Statistics: out with the 'p' and in with the 'T'
If statistics are the foundation upon which scientific research is based then the widely used p value is one of its pillars, having been in use for over a 100 years.
The p value is prominent in medical and psychological research where the effect of a treatment is being measured. A p value of 0.05 is traditionally taken as the cut-off point of statistical significance. Generations of students have been taught this standard test of significance for an observed effect.
Recently, however, there has been a backlash against the indiscriminate use of the p value. Statisticians say that it is often misunderstood: a common misconception is that it gives the probability that the null hypothesis is true. Another is that it is a measure of evidence for the alternative. Scientific journals are questioning its over-use. Some have even banned it from their pages.
'I've been teaching the p value all my life,' says La Trobe statistician Associate Professor Bob Staudte. 'Now we've had a falling out.
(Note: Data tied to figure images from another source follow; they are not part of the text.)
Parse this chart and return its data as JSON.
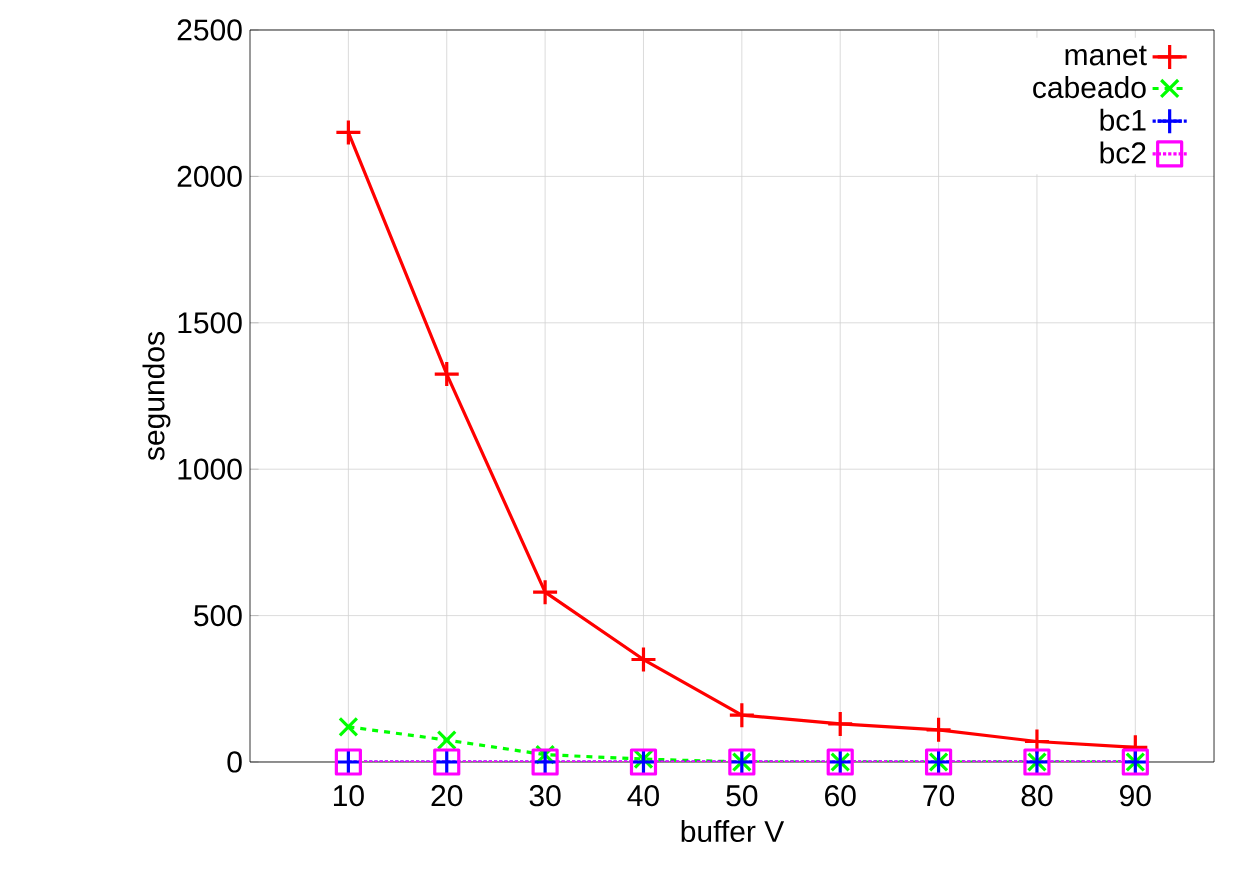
{
  "chart_data": {
    "type": "line",
    "xlabel": "buffer V",
    "ylabel": "segundos",
    "x": [
      10,
      20,
      30,
      40,
      50,
      60,
      70,
      80,
      90
    ],
    "xlim": [
      0,
      98
    ],
    "xticks": [
      10,
      20,
      30,
      40,
      50,
      60,
      70,
      80,
      90
    ],
    "ylim": [
      0,
      2500
    ],
    "yticks": [
      0,
      500,
      1000,
      1500,
      2000,
      2500
    ],
    "grid": true,
    "legend": "top right",
    "series": [
      {
        "name": "manet",
        "color": "#ff0000",
        "marker": "cross",
        "line_style": "solid",
        "values": [
          2150,
          1325,
          580,
          350,
          160,
          130,
          110,
          70,
          50
        ]
      },
      {
        "name": "cabeado",
        "color": "#00ff00",
        "marker": "x",
        "line_style": "dashed",
        "values": [
          120,
          75,
          25,
          10,
          0,
          0,
          0,
          0,
          0
        ]
      },
      {
        "name": "bc1",
        "color": "#0000ff",
        "marker": "cross",
        "line_style": "dotted",
        "values": [
          0,
          0,
          0,
          0,
          0,
          0,
          0,
          0,
          0
        ]
      },
      {
        "name": "bc2",
        "color": "#ff00ff",
        "marker": "square",
        "line_style": "dotted",
        "values": [
          0,
          0,
          0,
          0,
          0,
          0,
          0,
          0,
          0
        ]
      }
    ]
  }
}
The p value is really a measure of surprise about the null hypothesis,' Dr Staudte says, 'but what researchers want is a test that tells them how much evidence they have for a treatment effect.' Dr Staudte, who admits to being somewhat of a crusader, and two colleagues have developed a new method of describing evidence which overcomes this problem and addresses one of his major complaints about the misinterpretation of p values.
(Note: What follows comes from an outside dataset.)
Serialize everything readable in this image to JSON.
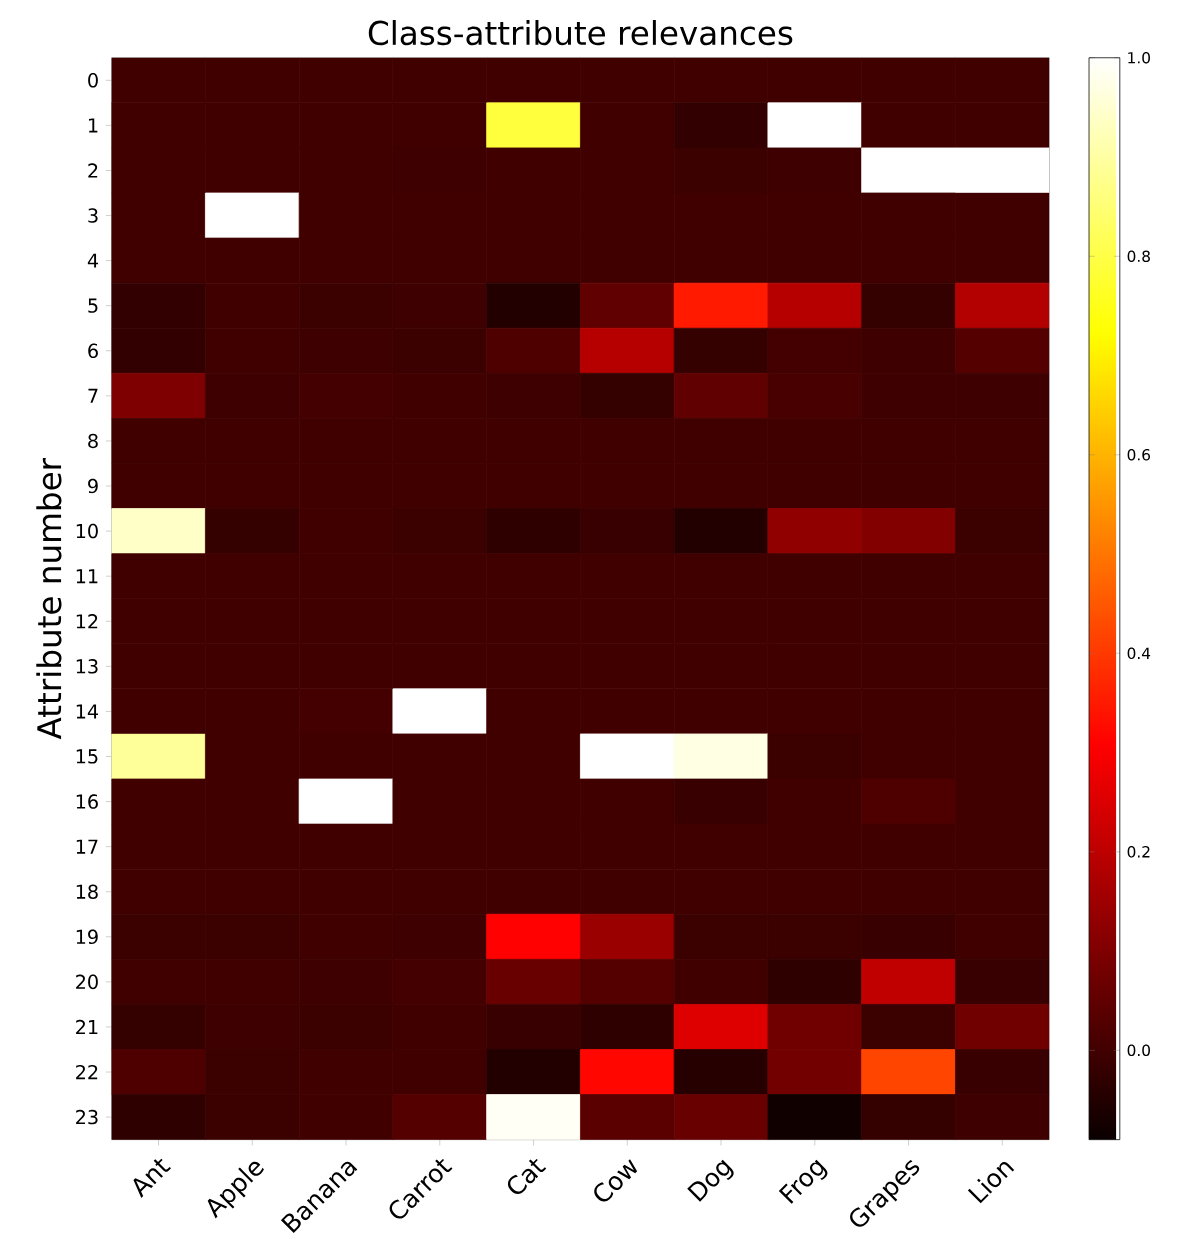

A p value of 0.05 is called 'significant', he says, while a value of 0.01 is regarded as 'highly significant', indicating observed results (or even more extreme results) could only have occurred by chance one in 100 times under the null hypothesis of no effect.
'Typically, if you ask someone to compare the two p values, he or she will say that the 0.01 level has five times more evidence against the null than the 0.05 level. This is not true. There is in fact only a forty per cent difference between them.'
The new method developed by Dr Staudte, Dr Elena Kulinskaya of Imperial College, London and Professor Stephen Morgenthaler of the Swiss Federal Institute of Technology, Lausanne, transform a test statistic onto a calibration scale where it is called evidence T.
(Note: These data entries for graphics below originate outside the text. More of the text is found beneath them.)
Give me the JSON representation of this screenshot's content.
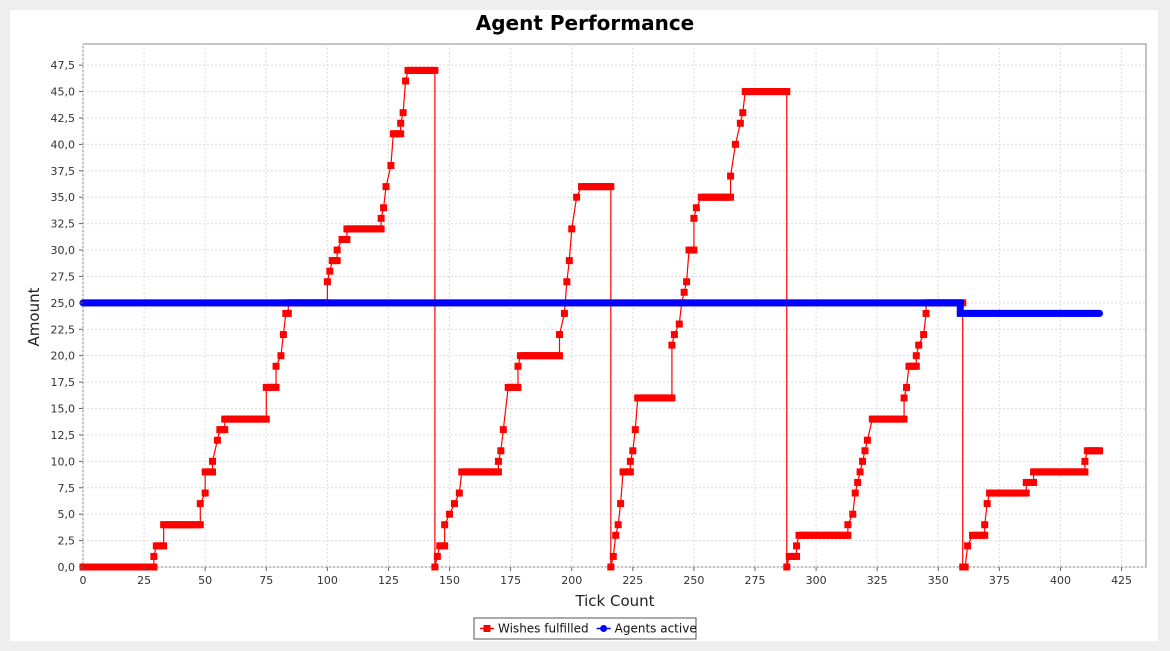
{
  "chart_data": {
    "type": "line",
    "title": "Agent Performance",
    "xlabel": "Tick Count",
    "ylabel": "Amount",
    "xlim": [
      0,
      435
    ],
    "ylim": [
      0,
      49.5
    ],
    "xticks": [
      0,
      25,
      50,
      75,
      100,
      125,
      150,
      175,
      200,
      225,
      250,
      275,
      300,
      325,
      350,
      375,
      400,
      425
    ],
    "xtick_labels": [
      "0",
      "25",
      "50",
      "75",
      "100",
      "125",
      "150",
      "175",
      "200",
      "225",
      "250",
      "275",
      "300",
      "325",
      "350",
      "375",
      "400",
      "425"
    ],
    "yticks": [
      0,
      2.5,
      5,
      7.5,
      10,
      12.5,
      15,
      17.5,
      20,
      22.5,
      25,
      27.5,
      30,
      32.5,
      35,
      37.5,
      40,
      42.5,
      45,
      47.5
    ],
    "ytick_labels": [
      "0,0",
      "2,5",
      "5,0",
      "7,5",
      "10,0",
      "12,5",
      "15,0",
      "17,5",
      "20,0",
      "22,5",
      "25,0",
      "27,5",
      "30,0",
      "32,5",
      "35,0",
      "37,5",
      "40,0",
      "42,5",
      "45,0",
      "47,5"
    ],
    "grid": true,
    "legend_position": "bottom",
    "series": [
      {
        "name": "Wishes fulfilled",
        "color": "#ff0000",
        "marker": "square",
        "points": [
          [
            0,
            0
          ],
          [
            29,
            0
          ],
          [
            29,
            1
          ],
          [
            30,
            2
          ],
          [
            33,
            2
          ],
          [
            33,
            4
          ],
          [
            48,
            4
          ],
          [
            48,
            6
          ],
          [
            50,
            7
          ],
          [
            50,
            9
          ],
          [
            53,
            9
          ],
          [
            53,
            10
          ],
          [
            55,
            12
          ],
          [
            56,
            13
          ],
          [
            58,
            13
          ],
          [
            58,
            14
          ],
          [
            75,
            14
          ],
          [
            75,
            17
          ],
          [
            79,
            17
          ],
          [
            79,
            19
          ],
          [
            81,
            20
          ],
          [
            82,
            22
          ],
          [
            83,
            24
          ],
          [
            84,
            24
          ],
          [
            84,
            25
          ],
          [
            100,
            25
          ],
          [
            100,
            27
          ],
          [
            101,
            28
          ],
          [
            102,
            29
          ],
          [
            104,
            29
          ],
          [
            104,
            30
          ],
          [
            106,
            31
          ],
          [
            108,
            31
          ],
          [
            108,
            32
          ],
          [
            122,
            32
          ],
          [
            122,
            33
          ],
          [
            123,
            34
          ],
          [
            124,
            36
          ],
          [
            126,
            38
          ],
          [
            127,
            41
          ],
          [
            130,
            41
          ],
          [
            130,
            42
          ],
          [
            131,
            43
          ],
          [
            132,
            46
          ],
          [
            133,
            47
          ],
          [
            144,
            47
          ],
          [
            144,
            0
          ],
          [
            145,
            1
          ],
          [
            146,
            2
          ],
          [
            148,
            2
          ],
          [
            148,
            4
          ],
          [
            150,
            5
          ],
          [
            152,
            6
          ],
          [
            154,
            7
          ],
          [
            155,
            9
          ],
          [
            170,
            9
          ],
          [
            170,
            10
          ],
          [
            171,
            11
          ],
          [
            172,
            13
          ],
          [
            174,
            17
          ],
          [
            178,
            17
          ],
          [
            178,
            19
          ],
          [
            179,
            20
          ],
          [
            195,
            20
          ],
          [
            195,
            22
          ],
          [
            197,
            24
          ],
          [
            198,
            27
          ],
          [
            199,
            29
          ],
          [
            200,
            32
          ],
          [
            202,
            35
          ],
          [
            204,
            36
          ],
          [
            216,
            36
          ],
          [
            216,
            0
          ],
          [
            217,
            1
          ],
          [
            218,
            3
          ],
          [
            219,
            4
          ],
          [
            220,
            6
          ],
          [
            221,
            9
          ],
          [
            224,
            9
          ],
          [
            224,
            10
          ],
          [
            225,
            11
          ],
          [
            226,
            13
          ],
          [
            227,
            16
          ],
          [
            241,
            16
          ],
          [
            241,
            21
          ],
          [
            242,
            22
          ],
          [
            244,
            23
          ],
          [
            245,
            25
          ],
          [
            246,
            26
          ],
          [
            247,
            27
          ],
          [
            248,
            30
          ],
          [
            250,
            30
          ],
          [
            250,
            33
          ],
          [
            251,
            34
          ],
          [
            253,
            35
          ],
          [
            265,
            35
          ],
          [
            265,
            37
          ],
          [
            267,
            40
          ],
          [
            269,
            42
          ],
          [
            270,
            43
          ],
          [
            271,
            45
          ],
          [
            288,
            45
          ],
          [
            288,
            0
          ],
          [
            289,
            1
          ],
          [
            292,
            1
          ],
          [
            292,
            2
          ],
          [
            293,
            3
          ],
          [
            313,
            3
          ],
          [
            313,
            4
          ],
          [
            315,
            5
          ],
          [
            316,
            7
          ],
          [
            317,
            8
          ],
          [
            318,
            9
          ],
          [
            319,
            10
          ],
          [
            320,
            11
          ],
          [
            321,
            12
          ],
          [
            323,
            14
          ],
          [
            336,
            14
          ],
          [
            336,
            16
          ],
          [
            337,
            17
          ],
          [
            338,
            19
          ],
          [
            341,
            19
          ],
          [
            341,
            20
          ],
          [
            342,
            21
          ],
          [
            344,
            22
          ],
          [
            345,
            24
          ],
          [
            345,
            25
          ],
          [
            360,
            25
          ],
          [
            360,
            0
          ],
          [
            361,
            0
          ],
          [
            362,
            2
          ],
          [
            364,
            3
          ],
          [
            369,
            3
          ],
          [
            369,
            4
          ],
          [
            370,
            6
          ],
          [
            371,
            7
          ],
          [
            386,
            7
          ],
          [
            386,
            8
          ],
          [
            389,
            8
          ],
          [
            389,
            9
          ],
          [
            410,
            9
          ],
          [
            410,
            10
          ],
          [
            411,
            11
          ],
          [
            416,
            11
          ]
        ]
      },
      {
        "name": "Agents active",
        "color": "#0000ff",
        "marker": "circle",
        "points": [
          [
            0,
            25
          ],
          [
            359,
            25
          ],
          [
            359,
            24
          ],
          [
            416,
            24
          ]
        ]
      }
    ]
  }
}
This T-value has a standard error of one in estimating the expected evidence for the alternative hypothesis. This T value is also normally distributed so that it is easier to interpret and visualise and it is a direct measure of evidence for the effect. Further, it is easy to combine evidence from several independent studies such as in a meta-analysis.
'It's a simple transformation based on variance stabilisation,' Dr Staudte says. 'We were going to write a paper but it turned into a book.'
The book, Meta Analysis: A guide to Calibrating and Combining Statistical Evidence, was published by John Wiley & Sons in 2008. 'We will have to wait for the critical response to see if it catches on.'
Drs Staudte and Kulinskaya presented a short course based on the book at the Statistical Society Conference ASC-2008 in Melbourne in early July.